As I got older my interest deepened and remained. In the 1990s my wife and I participated in a great anarchist/ecological discussion group in Ann Arbor. I started teaching as a grad student, and explored ways of reducing my classroom authority: ceding lectures to discussion, letting students pick parts of the syllabus, students assessing each other’s work. I remember vividly being fiercely criticized by a professor who insisted that the instructor’s job was to build and extend, not reduce, their authority, and the ways she responded to my defenses. For me the crucial thing was for students to seize their learning and own it.
As a professor I continued this semi-anarchist pedagogical praxis, continuing the approaches I’d developed as a grad student, while also trying out new methods, like getting my first-year writing students to collaboratively write a composition textbook. I was fond of creating environments for them to explore, such as a simulation game, chat rooms, discussion boards, virtual spaces, and a mock-Gothic online space. Increasingly I listened to students to learn about their literacy and historical understanding before I began teaching, giving them space in the classroom and better informing my ability to connect with them.
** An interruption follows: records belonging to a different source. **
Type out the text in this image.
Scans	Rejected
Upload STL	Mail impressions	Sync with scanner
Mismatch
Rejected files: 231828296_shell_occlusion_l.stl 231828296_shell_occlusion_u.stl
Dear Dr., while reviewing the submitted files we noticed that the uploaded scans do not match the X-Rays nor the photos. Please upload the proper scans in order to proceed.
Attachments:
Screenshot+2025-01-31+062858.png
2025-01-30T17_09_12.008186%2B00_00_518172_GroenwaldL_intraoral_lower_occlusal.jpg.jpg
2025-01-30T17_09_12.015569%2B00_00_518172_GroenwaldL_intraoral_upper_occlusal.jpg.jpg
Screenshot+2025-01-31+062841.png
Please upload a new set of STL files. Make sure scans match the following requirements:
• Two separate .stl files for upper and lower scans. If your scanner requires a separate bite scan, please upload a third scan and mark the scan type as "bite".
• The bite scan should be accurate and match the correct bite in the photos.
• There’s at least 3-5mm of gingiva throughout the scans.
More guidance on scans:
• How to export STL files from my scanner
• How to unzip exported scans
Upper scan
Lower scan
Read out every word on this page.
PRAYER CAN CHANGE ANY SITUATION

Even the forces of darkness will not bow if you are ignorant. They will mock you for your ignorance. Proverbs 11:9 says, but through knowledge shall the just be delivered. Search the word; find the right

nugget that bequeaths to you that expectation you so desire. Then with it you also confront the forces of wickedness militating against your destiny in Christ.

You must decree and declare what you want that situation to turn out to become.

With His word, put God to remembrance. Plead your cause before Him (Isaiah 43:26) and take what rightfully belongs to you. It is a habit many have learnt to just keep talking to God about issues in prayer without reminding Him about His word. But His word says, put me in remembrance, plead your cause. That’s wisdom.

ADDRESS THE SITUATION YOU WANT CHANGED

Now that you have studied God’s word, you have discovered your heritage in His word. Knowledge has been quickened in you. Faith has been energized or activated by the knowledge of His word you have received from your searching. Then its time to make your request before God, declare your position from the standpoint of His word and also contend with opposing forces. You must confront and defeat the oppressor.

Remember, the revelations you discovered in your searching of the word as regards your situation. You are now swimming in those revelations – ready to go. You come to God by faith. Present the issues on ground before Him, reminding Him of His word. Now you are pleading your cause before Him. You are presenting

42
This is when I fell in with information literacy, and admired the approach for (among other reasons) the way it emphasized individual rather than institutional autonomy. This is when I really dove into technology in general, looking for further ways to bypass hierarchy and support learners and their self-organizing powers. And this shaped my politics, like celebrating people’s ability to self-organize in the face of disasters (cf Rebecca Solnit’s criminally underappreciated book).
When I left full-time teaching in 2002 to work in emerging technologies and the future of education… ah, the anti-authoritarian dimension of this is subject for a post on its own.
Having this background has made working within hierarchies, such as school boards, company boards, nonprofit organizations, and associations… interesting.
Now readers can see why Horton and Freire made to much sense to me. Their passionate efforts to listen to students, to help learners control their learning, to empower rather than discipline learners, to help support communities apart from state hierarchies – all of this was gold for me. How to sort out authority from authoritarianism (61-2, for example, or 186-8) is a classic problem, and I appreciated the educators’ insights from their experience.
This doesn’t play out simply in 2016, however. In the United States the stature of educators had taken hits, from anti-union activity in blue and red states to academia’s decision to turn the mass of faculty into adjuncts. It’s possible that an anti-expert feeling rising with Trump’s election victory will build hostility to teachers.
I don’t know how this will appear in the classroom, be it face-to-face or virtual. I do distinguish between the cultural and political status of teachers in a nation and the tactics of teaching. While the two overlap, they don’t equal each other. We should be able to grow instructors’ respect and cultural presence while also working towards anti-authoritarian pedagogy.
There’s a lot more to say along these lines, and I have a sequel post about Horton and Freire for the future, but will stop now in the interest of time. What did you make of the book’s discussion of instructors’ authority?